Неопалимая купина, представшая перед Моисеем, небесный огонь перед Зороастром и Буддой (см.: Charles Francis Potter. The story of Religion, 1929) и т. д. у самых истоков зарождения систем, разраставшихся, как из искры… пламя, именно в пламени, по словам легенд, рисовали как бы бесчисленность будущих образов и извивов судьбы самих учений14.

Этот же образ разливается морем огня по почти школьной тетради молодого человека, которому суждено столь же фантастически иззубрить судьбы людей и стран, как причудлива игра огней в поэтической фантазии его юности, записанной будущим великим человеком – человеком, которому именно огонь, огонь, бушевавший в российской столице Москве, должен был факелом осветить путь к закату его славы.

Первое записанное Наполеоном в форме рассказа было < связано с огнем >15.

И не случайно же другой «зверь из бездны» на закате своей немощи, на этапе израсходованности сил и фантазии, на стадии бессилия телесного и духовного, в зените разложения того, что уже не может быть названо человеческим духом и человеческой природой, обращается именно к огню, к огню, разливающемуся от края до края по вечному городу – по Риму, сжигаемому пресыщенностью Нерона. Нерона, который, может быть, в языках пламени, как в последнем средстве, еще старается найти игру образов и тем для души и сознания, померкших в разврате, отупевших в преступлениях, мертвых.

Нерон воспевает пожар.

Ненадолго стихия огня игрою образов и плясом видений способна «разжечь» ходячий труп императора…

Но, конечно, образы наиболее яркие, наиболее богатые по неожиданности, разнообразные и вместе с тем наиболее предметно конкретные должны рисоваться в пламени, в первую очередь, не абстрактным мыслителям, создающим отвлеченные религиозные системы, а художникам, творящим реальные, конкретные произведения искусства.

Один из них, один из величайших художников вообще, особенно глубоко связан с огнем. Огненность его в деле борьбы за великое дело рабочего класса, пламенность во всем, что касается ее, кажется воплотившейся и в той тяге к стихии огня, о которой, с его же слов, многие из нас сами слышали свидетельство при его жизни. Мы уже чувствуем, что речь идет о Горьком. И достаточно взять хотя бы один из его очерков – «Пожары» (или «Огонь», <помещенный> в другом сборнике), чтобы встретиться с наиболее красочными образцами, иллюстрирующими нашу мысль.
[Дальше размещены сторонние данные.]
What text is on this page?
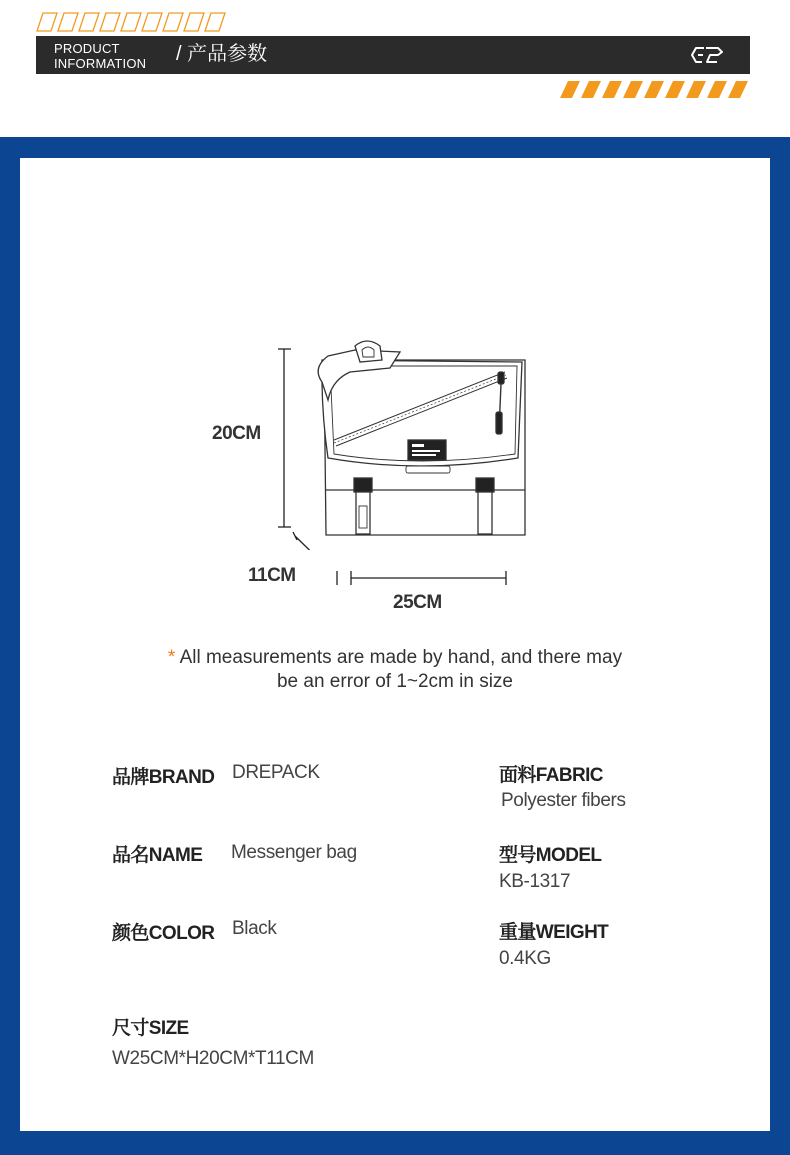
PRODUCT
INFORMATION / 产品参数
20CM
11CM
25CM
* All measurements are made by hand, and there may
be an error of 1~2cm in size
品牌BRAND DREPACK
品名NAME Messenger bag
颜色COLOR Black
面料FABRIC
Polyester fibers
型号MODEL
KB-1317
重量WEIGHT
0.4KG
尺寸SIZE
W25CM*H20CM*T11CM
«Велико очарование волшебной силы огня. Я много наблюдал, как самозабвенно поддаются люди красоте злой игры этой силы, и сам не свободен от влияния ее. Разжечь костер – для меня всегда наслаждение, и я готов целые сутки так же ненасытно смотреть на огонь, как могу сутки, не уставая, слушать музыку».

Сближение огня и музыки здесь не случайно.

И, конечно, здесь лежит один из секретов притягательности огня для художника. Ведь и музыка примечательна тем, что создаваемые ею образы непрерывно текут, как само пламя, вечно изменчивы, как игра его языков, подвижны и бесконечно разнообразны.

Пусть либретто вам подсказывает, что это – морской прибой, а то – шум леса; это – буря, а то – игра солнца в ветвях. Сколько разнообразных бурь и лесов, солнц в ветвях и прибоев рисуется здесь каждому отдельному воображению, сколько различных – одному и тому же в разные дни, в разные часы, в разные минуты собственной эмоциональной жизни. Музыка сохранила эту эмоциональную многозначность своей речи, многозначность, вытесняемую из языка, стремящегося к точности, отчетливости, логической исчерпываемости.

И он был прежде таким. Он не искал точности выражения, но старался путем звукообраза слова всколыхнуть по возможности широкий слой созвучных этому слову эмоций и ассоциаций: передать не точное понятие, но комплекс сопутствующих ему чувств.

Эта черта сохранилась в поэзии. В известной мере. В небольшой – стихи сухи. В чрезмерной – они беспредметны (Mallarme). Но и сейчас еще на Дальнем Востоке, сталкиваясь с китайским языком, логист-европеец, педант ответственной точности языка, негодует на это музыкальное подобие многозначно переливающегося смысла в неуловимом значении слов.

Века работы над языком в наших странах оттеснили из области слов это свойство, но музыка полна этой таинственной жизнью неполной уловимости точных очертаний предмета и образа, которые зрительно так же пленительны в игре облаков или огня16.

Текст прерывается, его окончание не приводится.